Hello, and Welcome.
You must be at least a little interested to get this far.
Garden reports, arranged by date are here
This is my vegetable garden as it appears in February, scroll down to see the season's progress:
I have a few acres of southern Herkimer county where my garden endeavors take place. You can see outlines of some of my beds in the photo.
Soil is primarily mixed glacial till, a heavy loam.
Slope of the field helps supply adequate drainage.
Mainly I grow annual vegetables, mainly. I will be starting another bed of asparagus this spring, old bed was getting tired after a quarter century.
Also I will be starting some thornless boysenberries behind my garage. I am getting tired of depending on luck to come across wild blackberries.
I made two seed orders, one has already arrived. Cheddar cauliflower will go in one of my raised beds, as will the Ithaca head lettuce and Hungarian wax pepper.

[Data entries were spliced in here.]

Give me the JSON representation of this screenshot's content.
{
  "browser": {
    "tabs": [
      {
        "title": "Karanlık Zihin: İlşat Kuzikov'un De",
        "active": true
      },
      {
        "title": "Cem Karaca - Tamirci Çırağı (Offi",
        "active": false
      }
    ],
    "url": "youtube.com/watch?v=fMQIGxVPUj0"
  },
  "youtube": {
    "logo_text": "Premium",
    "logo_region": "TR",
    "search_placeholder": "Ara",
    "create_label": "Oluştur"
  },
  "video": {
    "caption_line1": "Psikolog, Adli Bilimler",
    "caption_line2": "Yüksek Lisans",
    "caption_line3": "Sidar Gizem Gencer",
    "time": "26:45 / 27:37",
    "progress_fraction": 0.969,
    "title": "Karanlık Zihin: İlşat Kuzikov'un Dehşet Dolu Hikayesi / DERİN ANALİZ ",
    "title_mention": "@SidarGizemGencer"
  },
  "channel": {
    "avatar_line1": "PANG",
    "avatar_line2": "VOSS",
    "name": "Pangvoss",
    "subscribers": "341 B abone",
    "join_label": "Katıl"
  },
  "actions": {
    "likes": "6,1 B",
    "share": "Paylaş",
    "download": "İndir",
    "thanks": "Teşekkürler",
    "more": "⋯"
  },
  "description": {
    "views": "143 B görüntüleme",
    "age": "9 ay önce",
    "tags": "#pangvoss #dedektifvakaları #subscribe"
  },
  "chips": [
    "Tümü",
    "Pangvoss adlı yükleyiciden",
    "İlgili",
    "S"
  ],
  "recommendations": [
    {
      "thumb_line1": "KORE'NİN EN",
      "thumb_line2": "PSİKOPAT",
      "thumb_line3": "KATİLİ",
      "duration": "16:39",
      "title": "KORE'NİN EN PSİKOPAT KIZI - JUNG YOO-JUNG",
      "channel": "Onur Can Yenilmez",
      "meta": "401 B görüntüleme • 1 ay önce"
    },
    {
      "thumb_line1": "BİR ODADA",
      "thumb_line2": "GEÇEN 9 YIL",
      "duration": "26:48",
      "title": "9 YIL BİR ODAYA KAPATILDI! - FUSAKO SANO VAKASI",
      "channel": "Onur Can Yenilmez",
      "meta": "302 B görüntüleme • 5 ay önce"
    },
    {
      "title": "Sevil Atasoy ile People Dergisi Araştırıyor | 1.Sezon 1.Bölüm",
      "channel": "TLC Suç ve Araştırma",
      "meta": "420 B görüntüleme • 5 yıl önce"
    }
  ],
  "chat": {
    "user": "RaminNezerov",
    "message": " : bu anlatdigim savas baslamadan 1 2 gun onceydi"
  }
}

Squashes will go where barley was planted last year, that's zucchini, regular summer squash, Ambrosia melons and Atlantic Giant mammoth pumpkins. I still await the rest of the seeds I ordered. I also made order of a dwarf Elberta peach to go in my greenhouse. It replaces a Reliance dwarf peach that was getting somewhat overgrown for indoors, and not yielding well anymore. Took me over a month to get it dug out.

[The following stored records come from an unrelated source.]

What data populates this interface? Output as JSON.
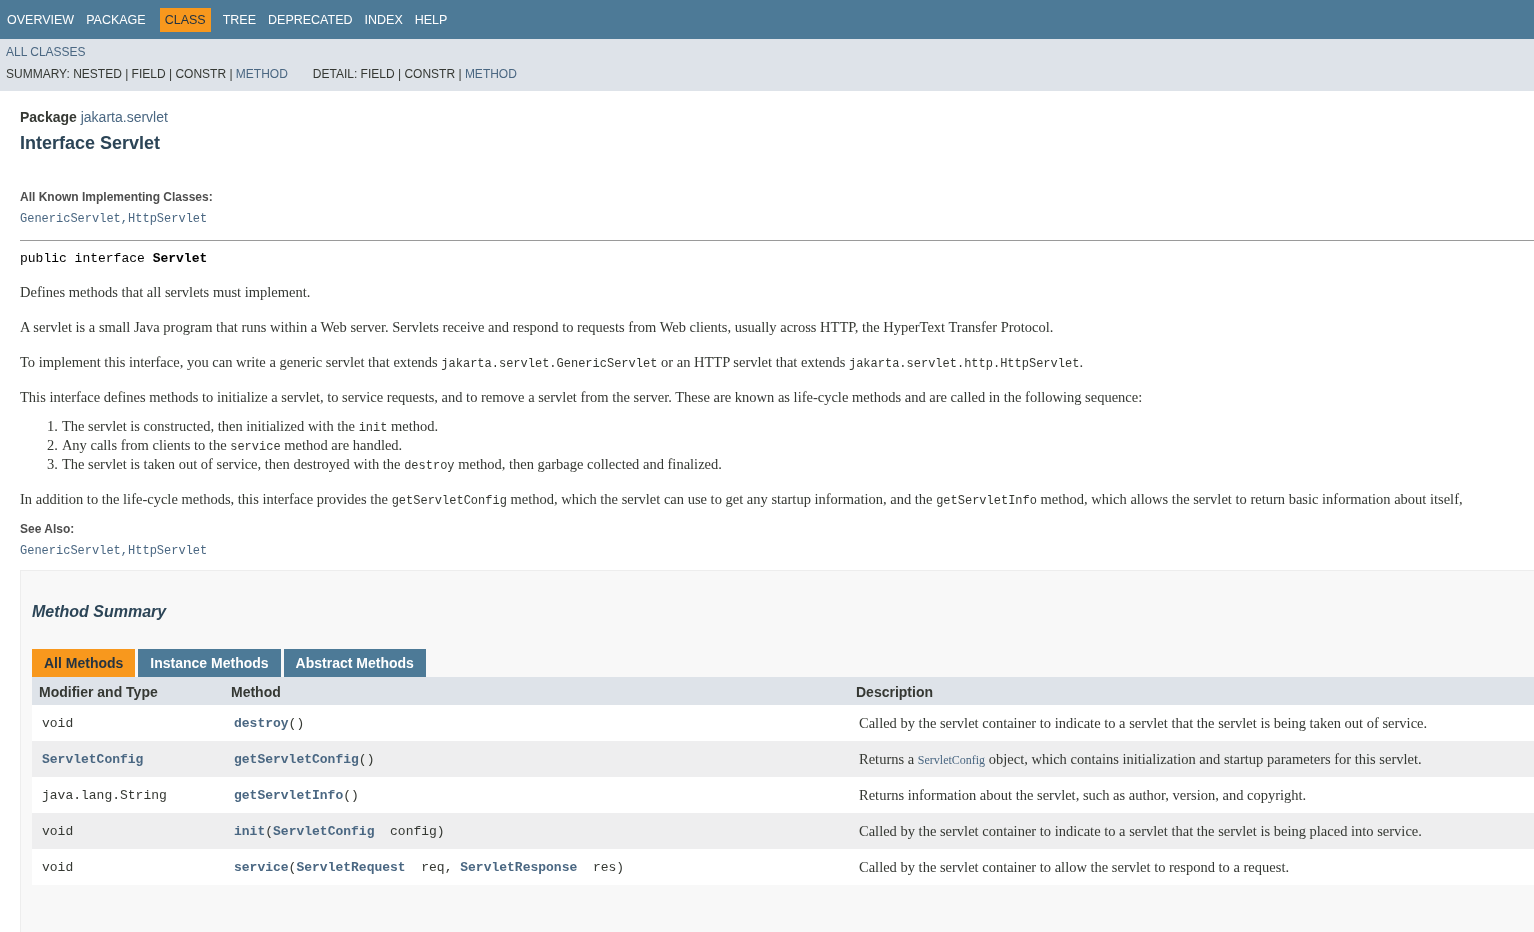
{
  "top_nav": {
    "items": [
      {
        "label": "OVERVIEW",
        "selected": false
      },
      {
        "label": "PACKAGE",
        "selected": false
      },
      {
        "label": "CLASS",
        "selected": true
      },
      {
        "label": "TREE",
        "selected": false
      },
      {
        "label": "DEPRECATED",
        "selected": false
      },
      {
        "label": "INDEX",
        "selected": false
      },
      {
        "label": "HELP",
        "selected": false
      }
    ]
  },
  "sub_nav": {
    "all_classes": "ALL CLASSES",
    "summary": [
      {
        "kind": "plain",
        "text": "SUMMARY: NESTED | FIELD | CONSTR | "
      },
      {
        "kind": "link",
        "text": "METHOD"
      }
    ],
    "detail": [
      {
        "kind": "plain",
        "text": "DETAIL: FIELD | CONSTR | "
      },
      {
        "kind": "link",
        "text": "METHOD"
      }
    ]
  },
  "header": {
    "package_label": "Package",
    "package_name": "jakarta.servlet",
    "title": "Interface Servlet"
  },
  "implementing": {
    "label": "All Known Implementing Classes:",
    "links": [
      "GenericServlet",
      "HttpServlet"
    ],
    "separator": ","
  },
  "signature": [
    {
      "kind": "plain",
      "text": "public interface "
    },
    {
      "kind": "bold",
      "text": "Servlet"
    }
  ],
  "paragraphs": [
    [
      {
        "kind": "plain",
        "text": "Defines methods that all servlets must implement."
      }
    ],
    [
      {
        "kind": "plain",
        "text": "A servlet is a small Java program that runs within a Web server. Servlets receive and respond to requests from Web clients, usually across HTTP, the HyperText Transfer Protocol."
      }
    ],
    [
      {
        "kind": "plain",
        "text": "To implement this interface, you can write a generic servlet that extends "
      },
      {
        "kind": "code",
        "text": "jakarta.servlet.GenericServlet"
      },
      {
        "kind": "plain",
        "text": " or an HTTP servlet that extends "
      },
      {
        "kind": "code",
        "text": "jakarta.servlet.http.HttpServlet"
      },
      {
        "kind": "plain",
        "text": "."
      }
    ],
    [
      {
        "kind": "plain",
        "text": "This interface defines methods to initialize a servlet, to service requests, and to remove a servlet from the server. These are known as life-cycle methods and are called in the following sequence:"
      }
    ]
  ],
  "sequence": [
    {
      "number": "1.",
      "parts": [
        {
          "kind": "plain",
          "text": "The servlet is constructed, then initialized with the "
        },
        {
          "kind": "code",
          "text": "init"
        },
        {
          "kind": "plain",
          "text": " method."
        }
      ]
    },
    {
      "number": "2.",
      "parts": [
        {
          "kind": "plain",
          "text": "Any calls from clients to the "
        },
        {
          "kind": "code",
          "text": "service"
        },
        {
          "kind": "plain",
          "text": " method are handled."
        }
      ]
    },
    {
      "number": "3.",
      "parts": [
        {
          "kind": "plain",
          "text": "The servlet is taken out of service, then destroyed with the "
        },
        {
          "kind": "code",
          "text": "destroy"
        },
        {
          "kind": "plain",
          "text": " method, then garbage collected and finalized."
        }
      ]
    }
  ],
  "closing_paragraph": [
    {
      "kind": "plain",
      "text": "In addition to the life-cycle methods, this interface provides the "
    },
    {
      "kind": "code",
      "text": "getServletConfig"
    },
    {
      "kind": "plain",
      "text": " method, which the servlet can use to get any startup information, and the "
    },
    {
      "kind": "code",
      "text": "getServletInfo"
    },
    {
      "kind": "plain",
      "text": " method, which allows the servlet to return basic information about itself,"
    }
  ],
  "see_also": {
    "label": "See Also:",
    "links": [
      "GenericServlet",
      "HttpServlet"
    ],
    "separator": ","
  },
  "method_summary": {
    "title": "Method Summary",
    "tabs": [
      {
        "label": "All Methods",
        "selected": true
      },
      {
        "label": "Instance Methods",
        "selected": false
      },
      {
        "label": "Abstract Methods",
        "selected": false
      }
    ],
    "columns": [
      "Modifier and Type",
      "Method",
      "Description"
    ],
    "rows": [
      {
        "type": [
          {
            "kind": "plain",
            "text": "void"
          }
        ],
        "method": [
          {
            "kind": "link",
            "text": "destroy"
          },
          {
            "kind": "plain",
            "text": "()"
          }
        ],
        "description": [
          {
            "kind": "plain",
            "text": "Called by the servlet container to indicate to a servlet that the servlet is being taken out of service."
          }
        ]
      },
      {
        "type": [
          {
            "kind": "link",
            "text": "ServletConfig"
          }
        ],
        "method": [
          {
            "kind": "link",
            "text": "getServletConfig"
          },
          {
            "kind": "plain",
            "text": "()"
          }
        ],
        "description": [
          {
            "kind": "plain",
            "text": "Returns a "
          },
          {
            "kind": "link",
            "text": "ServletConfig"
          },
          {
            "kind": "plain",
            "text": " object, which contains initialization and startup parameters for this servlet."
          }
        ]
      },
      {
        "type": [
          {
            "kind": "plain",
            "text": "java.lang.String"
          }
        ],
        "method": [
          {
            "kind": "link",
            "text": "getServletInfo"
          },
          {
            "kind": "plain",
            "text": "()"
          }
        ],
        "description": [
          {
            "kind": "plain",
            "text": "Returns information about the servlet, such as author, version, and copyright."
          }
        ]
      },
      {
        "type": [
          {
            "kind": "plain",
            "text": "void"
          }
        ],
        "method": [
          {
            "kind": "link",
            "text": "init"
          },
          {
            "kind": "plain",
            "text": "("
          },
          {
            "kind": "link",
            "text": "ServletConfig"
          },
          {
            "kind": "plain",
            "text": "  config)"
          }
        ],
        "description": [
          {
            "kind": "plain",
            "text": "Called by the servlet container to indicate to a servlet that the servlet is being placed into service."
          }
        ]
      },
      {
        "type": [
          {
            "kind": "plain",
            "text": "void"
          }
        ],
        "method": [
          {
            "kind": "link",
            "text": "service"
          },
          {
            "kind": "plain",
            "text": "("
          },
          {
            "kind": "link",
            "text": "ServletRequest"
          },
          {
            "kind": "plain",
            "text": "  req, "
          },
          {
            "kind": "link",
            "text": "ServletResponse"
          },
          {
            "kind": "plain",
            "text": "  res)"
          }
        ],
        "description": [
          {
            "kind": "plain",
            "text": "Called by the servlet container to allow the servlet to respond to a request."
          }
        ]
      }
    ]
  }
}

This is the germination chamber I mention in the 03-24-08 blog:
A wooden box with a sheet metal bottom, an electric mat for heating, a fiberglass lid.
The crawdad mug is to weight down the fiberglass. Space for eighteeen peat pots.
This is my topiary terrier, I call it Toto's ghost:
The chard, rainbow chard, in my greenhouse had a less productive period overwinter,
but it came right back as spring started.
As well, when springtime started out in earnest, the ferns in my shady nook
started poking their green knuckles out of the ground, getting ready you know.
As the weather warmed up, I transferred my Rosemary tree to summer quarters.
I planted a dwarf peach tree in the greenhouse. Looks a little pathetic sitting there all by itself.
The hoped for ideal would be it become as productive as the last peachtree to occupy that space.
The leek plants I ordered arrived by mail.I planted them that afternoon in one of my raised beds
next to the one with the garlic.
Now that it is April, my garden space seems much more hospitable than it did last February.
Seems this file is long enough and it's only April.